After a period of stability, crude oil prices recently increased to six-month highs. On 29 March, WTI crude price surged to $66.03/b while Dated Brent hit $69.48/b on 2 April. The increase in crude oil prices was largely driven by geopolitical concerns rather than by fundamental factors as the market is adequately supplied with crude and stocks are at comfortable levels. In addition, other factors such as refinery bottlenecks and early concerns regarding summer gasoline supplies have continued to support prices.
Despite the recent surge in prices, crude oil inventory levels in the main consuming countries remain at comfortable levels. In the USA, commercial crude oil stocks stood at 333 mb at the start of this month, which corresponds to 7% above the fiveyear average. Despite having fallen to 649 mb for the week ending 6 April, product inventories still remain 1% above the five-year average. Draws on distillate and gasoline inventories are the main driver behind the fall in product stocks. Gasoline inventories have fallen for nine consecutive weeks to 200 mb or 3% below the five-year average; in terms of forward cover gasoline stocks stood above 21 days or 1 day below the same time last year. Despite the drop in product stocks, total commercial oil stocks remained 3% above the five-year average.

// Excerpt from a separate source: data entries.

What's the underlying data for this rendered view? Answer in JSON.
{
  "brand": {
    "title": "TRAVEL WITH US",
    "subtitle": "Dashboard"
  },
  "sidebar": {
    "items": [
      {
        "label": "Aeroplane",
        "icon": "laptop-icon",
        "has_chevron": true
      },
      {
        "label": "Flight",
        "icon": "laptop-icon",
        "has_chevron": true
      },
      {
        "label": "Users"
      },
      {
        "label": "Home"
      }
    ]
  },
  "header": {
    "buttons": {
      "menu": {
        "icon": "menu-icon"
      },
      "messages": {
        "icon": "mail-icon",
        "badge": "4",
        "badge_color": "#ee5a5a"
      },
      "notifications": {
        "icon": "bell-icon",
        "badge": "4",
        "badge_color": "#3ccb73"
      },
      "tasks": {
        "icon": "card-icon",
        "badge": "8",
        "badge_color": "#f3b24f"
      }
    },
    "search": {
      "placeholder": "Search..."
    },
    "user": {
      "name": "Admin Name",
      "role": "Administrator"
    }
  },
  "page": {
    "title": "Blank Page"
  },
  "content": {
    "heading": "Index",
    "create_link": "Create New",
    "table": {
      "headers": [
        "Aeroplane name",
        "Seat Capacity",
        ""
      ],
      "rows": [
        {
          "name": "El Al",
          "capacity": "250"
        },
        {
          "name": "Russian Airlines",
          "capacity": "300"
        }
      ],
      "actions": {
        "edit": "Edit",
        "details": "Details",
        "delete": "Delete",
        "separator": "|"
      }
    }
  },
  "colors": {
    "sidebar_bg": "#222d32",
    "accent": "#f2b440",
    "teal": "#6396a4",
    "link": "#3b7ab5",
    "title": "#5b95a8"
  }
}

Overall, the drop in US gasoline stocks has followed the typical downward seasonal trend for the period when summer grades replace winter grades, although the draw began earlier than last year. Early refining maintenance and a large number of unplanned refinery outages over the first quarter of this year kept the refining utilization rate at a low level of around 86%, compared with around 91% during the corresponding quarters of 2004 and 2005. (In 2006, utilization rate was also around 86% in the first quarter, but this was due to disruptions following the hurricanes.) Unplanned partial or total shut-downs occurred in a number of refineries, such as Varlero’s McKee, Texas refinery, BP’s Whiting, Indiana refinery, and ExxonMobil’s Torrance refinery. Taken together, these planned and unplanned shutdowns — and their resulting impact on stock levels — have been the main factors behind the upward pressure on gasoline.
Lower gasoline imports to the USA have been another factor behind the tight gasoline market. US gasoline imports fell below 0.9 mb/d in the first quarter, compared to 1.1 mb/d in the same month last year, due mainly to a lack of arbitrage opportunities in the trans-Atlantic market. Moreover, the 18-day strike in the Fos-Lavera oil and gas terminal in south of France resulted in the partial shutdown of four French refineries. The strike, which ended at the beginning of this month, provided further bullish momentum in the products market.
Strong demand for gasoline was another factor in the recent stock-draws. US demand for gasoline averaged 9.1 mb/d in the first quarter, representing an increase of 0.2 mb/d over the previous year. Developments in the gasoline futures market have also played a role. With the market in backwardation, refiners have little incentive to build stocks. The forward structure also indicates that the market is not showing any concern about gasoline supplies in the months ahead.
Thus, gasoline market fundamentals appear relatively bullish over the very short term. However, the pressure on the oil market is expected to ease as refinery maintenance ends and crude runs increase. In contrast to the current tightness in the gasoline market, global crude oil fundamentals appear to be largely in balance at current OPEC production levels. Given ample crude supplies, it is clear that increasing production would only serve to build crude oil inventories and would not resolve the tightness in the downstream.
As always, non-fundamental factors such as geopolitical concerns or exceptional events such as a severe hurricane season in the Gulf of Mexico could undermine the current steady market outlook for the driving season. In light of these and other potential factors, OPEC will continue to closely monitor the market to ascertain that oil market stability is achieved and that sound global economic growth is sustained.